In 2014 or 2015, he was involved in organising Pegida in Munich together with Heinz Meyer, who became its leader, and Stefan Werner. He took up a role as the movement's spokesperson and "leading intellectual". He addressed several Pegida rallies in Munich, including one on 7 September 2015 alongside Tatjana Festerling, where he criticised "Juncker’s and Merkel’s human rights dogmatism" and argued that the 2015 European migrant crisis was beyond Europe's responsibility.

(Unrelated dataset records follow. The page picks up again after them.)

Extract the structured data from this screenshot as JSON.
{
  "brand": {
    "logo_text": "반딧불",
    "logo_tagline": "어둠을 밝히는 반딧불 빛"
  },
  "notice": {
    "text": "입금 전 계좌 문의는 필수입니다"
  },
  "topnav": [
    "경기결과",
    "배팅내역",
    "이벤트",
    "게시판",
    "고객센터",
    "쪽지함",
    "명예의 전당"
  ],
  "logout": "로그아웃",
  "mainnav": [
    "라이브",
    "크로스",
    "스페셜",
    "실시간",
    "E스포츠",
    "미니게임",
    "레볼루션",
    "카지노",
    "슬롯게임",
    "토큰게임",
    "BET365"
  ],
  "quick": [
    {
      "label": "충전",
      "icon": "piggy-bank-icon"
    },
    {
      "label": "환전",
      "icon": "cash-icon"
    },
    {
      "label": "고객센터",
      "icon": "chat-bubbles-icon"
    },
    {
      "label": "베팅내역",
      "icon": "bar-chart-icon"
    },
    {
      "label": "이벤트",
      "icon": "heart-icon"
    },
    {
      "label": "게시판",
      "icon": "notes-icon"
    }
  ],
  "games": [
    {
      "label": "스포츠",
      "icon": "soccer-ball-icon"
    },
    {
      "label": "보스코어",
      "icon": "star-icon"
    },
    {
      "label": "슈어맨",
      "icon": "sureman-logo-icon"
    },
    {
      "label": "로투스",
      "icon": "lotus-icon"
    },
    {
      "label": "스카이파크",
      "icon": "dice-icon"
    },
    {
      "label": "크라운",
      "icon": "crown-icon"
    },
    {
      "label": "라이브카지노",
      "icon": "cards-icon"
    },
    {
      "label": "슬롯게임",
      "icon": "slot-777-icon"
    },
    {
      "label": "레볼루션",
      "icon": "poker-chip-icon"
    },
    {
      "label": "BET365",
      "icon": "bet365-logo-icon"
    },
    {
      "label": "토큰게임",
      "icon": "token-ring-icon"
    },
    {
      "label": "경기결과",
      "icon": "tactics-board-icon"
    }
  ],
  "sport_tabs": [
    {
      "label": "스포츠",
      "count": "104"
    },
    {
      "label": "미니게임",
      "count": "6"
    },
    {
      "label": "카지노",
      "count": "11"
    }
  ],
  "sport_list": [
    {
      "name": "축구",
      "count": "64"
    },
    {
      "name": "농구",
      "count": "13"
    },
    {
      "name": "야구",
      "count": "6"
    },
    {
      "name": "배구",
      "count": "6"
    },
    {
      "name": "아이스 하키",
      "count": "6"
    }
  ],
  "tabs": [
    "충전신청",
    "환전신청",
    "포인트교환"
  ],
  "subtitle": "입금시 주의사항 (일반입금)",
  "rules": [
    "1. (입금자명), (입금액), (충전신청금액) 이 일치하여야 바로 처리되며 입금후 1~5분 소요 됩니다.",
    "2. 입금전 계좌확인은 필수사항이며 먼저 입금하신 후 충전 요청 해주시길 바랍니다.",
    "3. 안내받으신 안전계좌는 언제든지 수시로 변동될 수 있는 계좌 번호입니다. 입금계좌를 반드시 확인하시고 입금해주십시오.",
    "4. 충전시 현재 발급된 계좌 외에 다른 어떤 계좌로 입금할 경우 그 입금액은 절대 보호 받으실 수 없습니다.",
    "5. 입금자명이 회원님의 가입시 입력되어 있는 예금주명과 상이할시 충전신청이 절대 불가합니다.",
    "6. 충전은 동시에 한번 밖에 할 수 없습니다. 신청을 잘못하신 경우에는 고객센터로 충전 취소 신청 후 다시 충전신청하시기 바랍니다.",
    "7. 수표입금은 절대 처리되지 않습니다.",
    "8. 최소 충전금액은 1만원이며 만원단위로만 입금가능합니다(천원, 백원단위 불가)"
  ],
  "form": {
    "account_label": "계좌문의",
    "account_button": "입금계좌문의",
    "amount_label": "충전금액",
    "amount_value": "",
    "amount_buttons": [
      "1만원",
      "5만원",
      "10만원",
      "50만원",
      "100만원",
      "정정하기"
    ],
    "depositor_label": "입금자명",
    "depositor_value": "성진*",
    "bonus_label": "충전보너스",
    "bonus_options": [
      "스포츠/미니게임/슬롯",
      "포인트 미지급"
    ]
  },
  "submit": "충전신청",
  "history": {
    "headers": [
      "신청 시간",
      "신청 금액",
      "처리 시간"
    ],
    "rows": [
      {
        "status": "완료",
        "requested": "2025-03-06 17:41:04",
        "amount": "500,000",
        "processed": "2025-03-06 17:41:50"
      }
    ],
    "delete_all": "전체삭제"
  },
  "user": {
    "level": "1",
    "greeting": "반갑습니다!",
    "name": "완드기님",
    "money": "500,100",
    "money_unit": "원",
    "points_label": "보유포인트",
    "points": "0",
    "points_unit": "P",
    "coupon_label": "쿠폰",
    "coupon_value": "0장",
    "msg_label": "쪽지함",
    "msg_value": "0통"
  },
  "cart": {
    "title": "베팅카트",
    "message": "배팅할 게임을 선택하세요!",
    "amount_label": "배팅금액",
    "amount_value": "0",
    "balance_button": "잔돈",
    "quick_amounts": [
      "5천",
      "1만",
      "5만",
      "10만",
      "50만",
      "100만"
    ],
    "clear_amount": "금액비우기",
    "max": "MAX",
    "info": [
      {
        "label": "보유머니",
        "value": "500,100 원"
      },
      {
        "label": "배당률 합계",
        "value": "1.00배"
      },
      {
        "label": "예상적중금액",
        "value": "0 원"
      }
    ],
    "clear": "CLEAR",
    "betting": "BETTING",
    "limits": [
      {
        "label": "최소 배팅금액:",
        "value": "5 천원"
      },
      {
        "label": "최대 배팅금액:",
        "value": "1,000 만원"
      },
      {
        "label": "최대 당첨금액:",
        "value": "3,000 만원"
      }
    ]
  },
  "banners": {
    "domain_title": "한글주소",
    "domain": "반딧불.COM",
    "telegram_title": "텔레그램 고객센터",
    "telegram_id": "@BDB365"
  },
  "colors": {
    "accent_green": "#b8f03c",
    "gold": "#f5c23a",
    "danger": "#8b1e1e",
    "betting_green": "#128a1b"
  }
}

In May 2016, he and Werner were expelled by Meyer from Pegida's steering committee in Munich for organising a local twenty-strong solidarity demonstration in support of Alternative for Germany, which Meyer branded "superfluous", and the Bavarian website of Pegida was taken over by the Dresden headquarters of the party. At that time, his other close associate in Pegida's Bavarian structures was Susanne Helfenbein of the Freedom Party of Austria.

==Work==
He is a former employee of SuSE.

Pilch's work as a translator focuses primarily on Chinese and Japanese. He is also a student of Lojban, a constructed language, and has worked as an interpreter.

==Personal life==
He is married to Wang Tao, they have three children. He resided in Munich as of 2006.

==Publications==
- (with Jean-Paul Smets) "Software Patentability with Compensatory Regulation: A Cost Evaluation", Upgrade vol. 2 (2001), no. 6, p. 23–32
- "Why Are Software Patents So Trivial?", in Patents, Innovation and Economic Performance: OECD Conference Proceedings, ed. Catalina Martinez, Jerry Sheehan and Dominique Guellec (Paris: Organisation for Economic Co-operation and Development, 2004), pp. 289–94 ISBN 9789264015265
- (with Georg Jakob) On the Grammar of Patent Claims, 2008

== Bibliography ==
- Haunss, Sebastian (2013). "Conflicts in the Knowledge Society: The Contentious Politics of Intellectual Property"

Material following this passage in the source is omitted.